There were only three passengers on the manifest for the first, fourth and fifth legs of the journey: the Trudeaus and a person whose name was censored. Generally, the Prime Minister travels with an RCMP bodyguard.
The plane did not stay in Tofino. It flew without passengers to Victoria and returned to Tofino Oct. 3. The Trudeaus and the other passenger departed Oct. 4 at 7:24 a.m. and stopped for a half-hour in Vancouver before continuing to Ottawa for a 3:30 p.m. arrival.
The trip to Tofino was Trudeau’s eighth as Prime Minister. This time, he stayed in a secluded Chesterman Beach estate, rather than a resort hotel. By skipping Truth and Reconciliation Day, Trudeau upset First Nations leaders, including the Tk’emlups te Secwepemc Chief Rosanne Casimir, who invited Trudeau to come in person or send a video greeting if he couldn’t make it.
During an Oct. 6, 2021 news conference in Ottawa, Trudeau tearfully apologized.
“Travelling on the 30th was a mistake and I regret it,” he told reporters.
Pressed for details of how it came about, Trudeau said: “the ‘how it happened’ is far less important than that it happened, which I regret.”
Trudeau was back in Vancouver on Dec. 2 to meet Premier David Eby in Vancouver and attend a photo op for a federal and provincial subsidized childcare program.
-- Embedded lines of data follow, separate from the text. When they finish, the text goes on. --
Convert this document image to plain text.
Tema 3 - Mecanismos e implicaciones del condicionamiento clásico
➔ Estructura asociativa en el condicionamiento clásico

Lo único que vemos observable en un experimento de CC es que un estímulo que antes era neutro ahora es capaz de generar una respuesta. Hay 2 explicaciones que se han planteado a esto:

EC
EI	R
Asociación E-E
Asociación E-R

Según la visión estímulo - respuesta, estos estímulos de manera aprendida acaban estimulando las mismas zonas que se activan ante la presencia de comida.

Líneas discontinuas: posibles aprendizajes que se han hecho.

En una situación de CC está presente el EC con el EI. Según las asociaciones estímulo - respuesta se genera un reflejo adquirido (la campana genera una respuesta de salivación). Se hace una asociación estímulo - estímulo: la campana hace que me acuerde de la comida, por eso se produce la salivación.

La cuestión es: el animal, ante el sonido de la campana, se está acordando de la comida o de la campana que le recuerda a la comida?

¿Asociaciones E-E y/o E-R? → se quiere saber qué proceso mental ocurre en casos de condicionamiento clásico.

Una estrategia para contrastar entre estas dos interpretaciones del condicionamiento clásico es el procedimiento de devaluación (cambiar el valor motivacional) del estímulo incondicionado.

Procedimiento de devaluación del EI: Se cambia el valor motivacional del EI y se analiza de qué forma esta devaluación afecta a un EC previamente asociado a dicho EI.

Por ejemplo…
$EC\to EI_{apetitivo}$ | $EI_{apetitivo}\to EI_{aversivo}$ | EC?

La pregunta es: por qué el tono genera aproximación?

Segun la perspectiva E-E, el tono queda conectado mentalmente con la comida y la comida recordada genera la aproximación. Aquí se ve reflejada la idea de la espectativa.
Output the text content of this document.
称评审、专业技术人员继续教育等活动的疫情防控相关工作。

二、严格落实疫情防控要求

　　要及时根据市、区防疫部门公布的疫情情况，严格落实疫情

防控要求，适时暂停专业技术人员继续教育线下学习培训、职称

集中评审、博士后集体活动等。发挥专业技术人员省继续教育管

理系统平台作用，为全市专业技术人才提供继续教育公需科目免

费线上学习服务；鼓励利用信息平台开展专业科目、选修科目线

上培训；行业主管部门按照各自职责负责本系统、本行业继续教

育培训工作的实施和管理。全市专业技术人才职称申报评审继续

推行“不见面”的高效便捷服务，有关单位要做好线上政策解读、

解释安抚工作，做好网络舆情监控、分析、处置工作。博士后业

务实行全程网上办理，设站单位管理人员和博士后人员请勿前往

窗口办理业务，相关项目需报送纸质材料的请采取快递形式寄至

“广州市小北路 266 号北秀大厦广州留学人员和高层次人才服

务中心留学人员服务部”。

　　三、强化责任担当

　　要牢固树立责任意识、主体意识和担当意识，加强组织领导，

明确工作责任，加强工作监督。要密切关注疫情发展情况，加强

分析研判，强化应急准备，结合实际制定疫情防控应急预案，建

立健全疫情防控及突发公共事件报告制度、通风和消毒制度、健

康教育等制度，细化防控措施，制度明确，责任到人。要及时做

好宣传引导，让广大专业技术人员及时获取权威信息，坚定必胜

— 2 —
He headlines a $500-per-ticket cash for access Liberal Party fundraiser in Surrey on Friday night.
Four of his eight trips to the West Coast in 2022 have included a party fundraiser. One of those trips was an April vacation to Whistler.
Documents obtained under access to information show that Trudeau charged taxpayers $800,000 for flights aboard government jets to criss-cross the country between May and August of 2019, prior to that year’s scheduled election. The last of Trudeau’s flights during that period cost $54,000 and was built around the production of a Liberal election campaign ad on the Grouse Grind in North Vancouver.
According to the SherpaReport, which follows the private jet industry, the Bombardier Challenger 600 series CC-144 jet uses 340 gallons per hour of fuel. The Prime Minister’s entourage flew for 142 flight hours from May to August in 2019, meaning the jets used 48,280 gallons or almost 182,000 litres of jet fuel.
In June 2019, Liberal MPs led the House of Commons in a motion to declare a climate change emergency.
An unofficial account on Twitter called @RCAF-VIP keeps track of Canadian government VIP flights. It estimated the Dec. 1 flight carrying Trudeau to Vancouver used 5,130 litres of fuel at a cost of $8,808 and caused 14 tons of carbon dioxide emissions.